Credit points: 6 Session: Semester 1 Prerequisites: Students must meet the entry requirements to the Honours program, including completion of a pass undergraduate degree and a major in the specialisation area Corequisites: BUSS4001; BUSS4313 Assessment: homework (20%), assignment A (40%), assignment B (40%) Mode of delivery: Block mode
This unit covers advanced research-integrated coursework topics in optimisation and stochastic processes, such as convex optimisation, duality, approximation, statistical estimation, random walks and Markov chains, and Poisson and other stochastic processes.
BUSS4313 Business Analytics Honours B

Credit points: 6 Session: Semester 1 Prerequisites: Students must meet the entry requirements to the Honours program, including completion of a pass undergraduate degree and a major in the specialisation area Corequisites: BUSS4001: BUSS4312 Assessment: homework (40%); assignment (60%) Mode of delivery: Block mode
This unit aims to provide advanced knowledge on linear models and methods for economic and financial time-series analysis and panel data models. The unit focuses on estimation and inference. It covers some of the basics of time series model including stationary processes, AR, MA and ARMA processes, spectral analysis, structural change, nonstationarity, VAR and VECM, state-space models and Kalman filter.

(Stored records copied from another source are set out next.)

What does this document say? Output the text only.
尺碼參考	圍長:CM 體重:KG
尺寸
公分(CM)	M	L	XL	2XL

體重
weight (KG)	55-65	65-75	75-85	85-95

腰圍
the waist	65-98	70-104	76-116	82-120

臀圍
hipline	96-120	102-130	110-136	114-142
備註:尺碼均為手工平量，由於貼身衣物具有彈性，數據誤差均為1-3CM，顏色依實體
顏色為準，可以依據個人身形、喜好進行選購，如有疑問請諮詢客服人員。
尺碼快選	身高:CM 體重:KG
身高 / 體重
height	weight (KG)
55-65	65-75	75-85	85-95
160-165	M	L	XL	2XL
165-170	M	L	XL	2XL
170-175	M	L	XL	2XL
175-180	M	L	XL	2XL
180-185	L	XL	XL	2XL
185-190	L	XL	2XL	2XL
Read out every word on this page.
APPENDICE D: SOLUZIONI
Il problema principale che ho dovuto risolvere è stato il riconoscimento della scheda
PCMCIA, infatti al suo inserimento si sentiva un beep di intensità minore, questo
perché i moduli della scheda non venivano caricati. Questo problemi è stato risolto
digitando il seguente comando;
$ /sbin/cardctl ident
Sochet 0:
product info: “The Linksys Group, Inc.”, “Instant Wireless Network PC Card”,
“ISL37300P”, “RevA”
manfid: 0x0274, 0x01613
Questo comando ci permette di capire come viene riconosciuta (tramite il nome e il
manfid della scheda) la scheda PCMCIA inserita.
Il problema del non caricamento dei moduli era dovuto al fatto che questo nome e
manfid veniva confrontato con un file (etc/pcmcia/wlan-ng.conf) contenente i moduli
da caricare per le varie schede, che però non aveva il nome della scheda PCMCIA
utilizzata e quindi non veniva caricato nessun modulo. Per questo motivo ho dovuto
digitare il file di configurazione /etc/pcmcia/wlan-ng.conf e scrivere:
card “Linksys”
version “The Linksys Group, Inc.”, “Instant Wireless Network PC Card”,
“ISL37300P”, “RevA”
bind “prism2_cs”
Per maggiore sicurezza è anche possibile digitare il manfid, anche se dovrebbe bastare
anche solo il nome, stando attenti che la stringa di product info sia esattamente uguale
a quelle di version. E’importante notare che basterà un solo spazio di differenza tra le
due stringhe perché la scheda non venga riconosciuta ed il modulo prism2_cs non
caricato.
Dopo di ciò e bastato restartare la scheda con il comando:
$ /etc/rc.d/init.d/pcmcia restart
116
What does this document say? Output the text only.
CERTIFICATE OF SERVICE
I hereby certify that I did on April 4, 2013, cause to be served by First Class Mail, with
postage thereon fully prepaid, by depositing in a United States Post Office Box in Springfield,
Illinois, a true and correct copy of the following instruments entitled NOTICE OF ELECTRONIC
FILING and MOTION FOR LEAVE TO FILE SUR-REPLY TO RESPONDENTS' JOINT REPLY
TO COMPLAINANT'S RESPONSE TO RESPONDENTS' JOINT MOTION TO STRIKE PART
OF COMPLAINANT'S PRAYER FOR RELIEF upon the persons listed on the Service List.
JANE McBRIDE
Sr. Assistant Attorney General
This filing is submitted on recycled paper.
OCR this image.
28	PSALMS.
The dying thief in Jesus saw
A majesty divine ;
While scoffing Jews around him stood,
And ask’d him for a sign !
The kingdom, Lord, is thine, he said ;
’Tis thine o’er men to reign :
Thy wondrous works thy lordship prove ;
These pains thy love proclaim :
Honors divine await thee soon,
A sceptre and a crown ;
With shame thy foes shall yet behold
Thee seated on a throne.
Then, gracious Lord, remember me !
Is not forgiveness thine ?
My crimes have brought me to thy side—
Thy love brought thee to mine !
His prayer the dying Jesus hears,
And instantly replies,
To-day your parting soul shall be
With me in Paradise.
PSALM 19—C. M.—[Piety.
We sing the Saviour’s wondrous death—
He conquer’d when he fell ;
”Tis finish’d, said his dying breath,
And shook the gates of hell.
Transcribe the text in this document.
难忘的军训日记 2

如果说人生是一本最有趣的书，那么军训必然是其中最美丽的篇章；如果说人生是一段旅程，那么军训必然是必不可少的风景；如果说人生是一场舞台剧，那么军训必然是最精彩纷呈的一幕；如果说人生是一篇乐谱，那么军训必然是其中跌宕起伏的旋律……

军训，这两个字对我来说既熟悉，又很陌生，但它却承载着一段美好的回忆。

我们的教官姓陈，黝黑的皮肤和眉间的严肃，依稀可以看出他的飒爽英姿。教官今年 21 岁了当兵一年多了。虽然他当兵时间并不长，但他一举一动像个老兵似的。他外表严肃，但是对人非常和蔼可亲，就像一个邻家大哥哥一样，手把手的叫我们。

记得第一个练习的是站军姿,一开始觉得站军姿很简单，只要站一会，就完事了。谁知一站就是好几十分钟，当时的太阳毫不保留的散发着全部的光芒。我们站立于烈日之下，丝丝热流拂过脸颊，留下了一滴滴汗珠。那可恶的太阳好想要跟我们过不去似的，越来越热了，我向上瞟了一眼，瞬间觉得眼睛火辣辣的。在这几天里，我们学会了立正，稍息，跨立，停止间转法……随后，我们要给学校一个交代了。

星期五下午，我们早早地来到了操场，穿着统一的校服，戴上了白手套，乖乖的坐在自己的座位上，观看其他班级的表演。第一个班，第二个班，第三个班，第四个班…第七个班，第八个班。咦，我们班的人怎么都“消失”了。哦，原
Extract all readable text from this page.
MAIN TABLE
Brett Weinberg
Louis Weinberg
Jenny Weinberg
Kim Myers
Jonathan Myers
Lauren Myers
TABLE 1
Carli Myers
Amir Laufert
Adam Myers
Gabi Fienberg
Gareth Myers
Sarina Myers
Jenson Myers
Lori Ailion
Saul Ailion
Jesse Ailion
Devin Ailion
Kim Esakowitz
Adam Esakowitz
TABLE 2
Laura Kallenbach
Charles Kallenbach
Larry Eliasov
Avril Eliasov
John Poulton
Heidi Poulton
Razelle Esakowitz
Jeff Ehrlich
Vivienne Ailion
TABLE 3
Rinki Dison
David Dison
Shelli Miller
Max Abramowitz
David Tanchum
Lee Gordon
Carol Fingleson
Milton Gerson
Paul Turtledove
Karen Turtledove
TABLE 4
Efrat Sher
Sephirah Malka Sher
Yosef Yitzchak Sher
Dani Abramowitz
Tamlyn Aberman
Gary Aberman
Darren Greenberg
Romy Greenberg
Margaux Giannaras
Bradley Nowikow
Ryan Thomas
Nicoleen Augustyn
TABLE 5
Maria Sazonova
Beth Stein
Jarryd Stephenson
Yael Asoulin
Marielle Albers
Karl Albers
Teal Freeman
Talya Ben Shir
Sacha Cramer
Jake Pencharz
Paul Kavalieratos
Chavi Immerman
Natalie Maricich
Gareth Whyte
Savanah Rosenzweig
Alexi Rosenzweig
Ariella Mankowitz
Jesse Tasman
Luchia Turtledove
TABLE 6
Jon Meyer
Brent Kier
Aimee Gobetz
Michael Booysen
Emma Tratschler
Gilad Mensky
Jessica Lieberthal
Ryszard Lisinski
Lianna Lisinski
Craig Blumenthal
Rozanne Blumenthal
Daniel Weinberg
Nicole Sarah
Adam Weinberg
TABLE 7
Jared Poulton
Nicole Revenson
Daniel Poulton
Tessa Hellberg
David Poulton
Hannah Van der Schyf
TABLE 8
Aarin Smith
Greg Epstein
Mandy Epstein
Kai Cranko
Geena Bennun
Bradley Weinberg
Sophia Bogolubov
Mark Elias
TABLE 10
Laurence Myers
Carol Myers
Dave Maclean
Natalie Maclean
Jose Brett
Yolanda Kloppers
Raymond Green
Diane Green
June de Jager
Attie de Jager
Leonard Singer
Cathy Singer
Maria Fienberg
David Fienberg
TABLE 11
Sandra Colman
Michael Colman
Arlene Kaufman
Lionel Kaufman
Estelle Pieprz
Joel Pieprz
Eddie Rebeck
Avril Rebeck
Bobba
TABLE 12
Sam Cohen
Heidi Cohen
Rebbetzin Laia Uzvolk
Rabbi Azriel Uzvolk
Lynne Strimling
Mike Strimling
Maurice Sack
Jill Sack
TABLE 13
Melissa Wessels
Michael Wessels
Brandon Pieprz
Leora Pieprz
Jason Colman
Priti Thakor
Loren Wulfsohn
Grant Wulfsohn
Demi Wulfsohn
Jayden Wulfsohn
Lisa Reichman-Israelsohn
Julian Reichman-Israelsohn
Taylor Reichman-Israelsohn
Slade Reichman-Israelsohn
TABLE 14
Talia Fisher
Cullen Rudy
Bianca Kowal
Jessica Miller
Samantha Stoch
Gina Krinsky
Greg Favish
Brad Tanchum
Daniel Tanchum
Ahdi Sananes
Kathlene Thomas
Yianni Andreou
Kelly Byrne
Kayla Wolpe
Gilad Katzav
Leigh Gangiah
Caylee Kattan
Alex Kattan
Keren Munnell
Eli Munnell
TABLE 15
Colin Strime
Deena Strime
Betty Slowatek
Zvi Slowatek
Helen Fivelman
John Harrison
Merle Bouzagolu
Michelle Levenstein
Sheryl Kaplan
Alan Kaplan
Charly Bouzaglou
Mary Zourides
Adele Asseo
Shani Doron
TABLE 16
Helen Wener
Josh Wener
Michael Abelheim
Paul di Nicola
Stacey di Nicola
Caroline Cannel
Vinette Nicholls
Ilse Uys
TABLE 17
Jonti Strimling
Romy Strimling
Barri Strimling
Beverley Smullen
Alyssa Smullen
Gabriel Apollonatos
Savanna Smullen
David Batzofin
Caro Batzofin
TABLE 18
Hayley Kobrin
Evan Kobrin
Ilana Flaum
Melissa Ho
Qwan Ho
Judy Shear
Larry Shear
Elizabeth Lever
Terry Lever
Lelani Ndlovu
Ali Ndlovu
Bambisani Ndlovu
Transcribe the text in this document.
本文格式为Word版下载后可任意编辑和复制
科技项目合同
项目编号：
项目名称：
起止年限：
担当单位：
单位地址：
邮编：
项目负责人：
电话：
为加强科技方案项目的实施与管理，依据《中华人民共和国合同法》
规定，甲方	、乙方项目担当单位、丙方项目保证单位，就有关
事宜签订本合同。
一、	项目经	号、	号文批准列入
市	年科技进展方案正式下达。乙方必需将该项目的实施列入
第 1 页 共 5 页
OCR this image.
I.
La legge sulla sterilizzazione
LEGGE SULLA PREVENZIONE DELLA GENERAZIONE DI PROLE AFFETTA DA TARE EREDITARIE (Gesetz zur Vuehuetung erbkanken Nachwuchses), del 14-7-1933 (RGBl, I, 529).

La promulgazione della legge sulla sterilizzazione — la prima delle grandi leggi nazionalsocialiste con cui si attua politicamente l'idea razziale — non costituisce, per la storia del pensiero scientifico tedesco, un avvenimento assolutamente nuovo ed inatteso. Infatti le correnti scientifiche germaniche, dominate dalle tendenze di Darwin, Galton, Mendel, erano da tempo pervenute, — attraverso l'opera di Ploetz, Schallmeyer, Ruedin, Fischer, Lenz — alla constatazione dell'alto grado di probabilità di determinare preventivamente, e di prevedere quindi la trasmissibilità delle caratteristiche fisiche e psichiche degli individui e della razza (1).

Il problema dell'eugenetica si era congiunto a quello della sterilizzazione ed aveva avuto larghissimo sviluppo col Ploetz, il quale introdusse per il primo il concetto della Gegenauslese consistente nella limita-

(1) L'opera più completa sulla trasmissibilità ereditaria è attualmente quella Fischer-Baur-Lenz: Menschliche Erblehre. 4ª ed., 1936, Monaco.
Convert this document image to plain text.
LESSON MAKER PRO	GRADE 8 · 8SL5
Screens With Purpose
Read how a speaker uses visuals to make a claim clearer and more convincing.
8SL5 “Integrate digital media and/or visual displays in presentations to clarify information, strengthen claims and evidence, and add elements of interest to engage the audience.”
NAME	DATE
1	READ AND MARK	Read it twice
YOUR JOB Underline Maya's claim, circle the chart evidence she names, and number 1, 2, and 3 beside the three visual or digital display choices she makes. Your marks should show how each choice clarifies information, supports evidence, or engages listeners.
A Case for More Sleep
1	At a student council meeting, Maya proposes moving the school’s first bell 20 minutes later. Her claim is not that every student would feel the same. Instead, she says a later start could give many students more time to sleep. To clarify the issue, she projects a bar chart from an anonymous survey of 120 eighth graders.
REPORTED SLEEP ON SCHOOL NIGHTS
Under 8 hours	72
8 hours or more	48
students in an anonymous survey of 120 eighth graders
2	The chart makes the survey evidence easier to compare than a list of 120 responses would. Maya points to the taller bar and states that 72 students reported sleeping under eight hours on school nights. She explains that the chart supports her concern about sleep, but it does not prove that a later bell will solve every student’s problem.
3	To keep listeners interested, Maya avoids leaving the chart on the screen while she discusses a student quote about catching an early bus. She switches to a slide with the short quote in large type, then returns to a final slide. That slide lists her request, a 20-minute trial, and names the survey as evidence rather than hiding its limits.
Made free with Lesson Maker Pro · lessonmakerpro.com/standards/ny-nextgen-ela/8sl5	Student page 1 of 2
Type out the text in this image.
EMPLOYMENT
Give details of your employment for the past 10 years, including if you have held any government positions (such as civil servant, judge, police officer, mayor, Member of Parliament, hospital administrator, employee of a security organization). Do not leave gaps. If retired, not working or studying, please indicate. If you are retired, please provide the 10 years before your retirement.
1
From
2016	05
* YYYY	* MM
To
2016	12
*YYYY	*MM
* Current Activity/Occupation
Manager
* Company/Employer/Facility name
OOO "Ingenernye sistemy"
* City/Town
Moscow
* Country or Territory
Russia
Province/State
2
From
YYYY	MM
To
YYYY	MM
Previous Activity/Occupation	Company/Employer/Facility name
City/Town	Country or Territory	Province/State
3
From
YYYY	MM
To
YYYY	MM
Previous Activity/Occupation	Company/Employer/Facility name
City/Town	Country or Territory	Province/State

BUSS4104 Business Honours Thesis

Credit points: 24 Session: Semester 2 Prerequisites: BUSS4001 + 2 x Honours coursework units in the specialisation area Corequisites: BUSS4000 Assessment: individual thesis (100%), oral thesis communication (0%) Mode of delivery: Supervision
This unit comprises the research and writing of a supervised thesis on an approved topic in business. A written Honours Thesis and presentation of the research work is undertaken.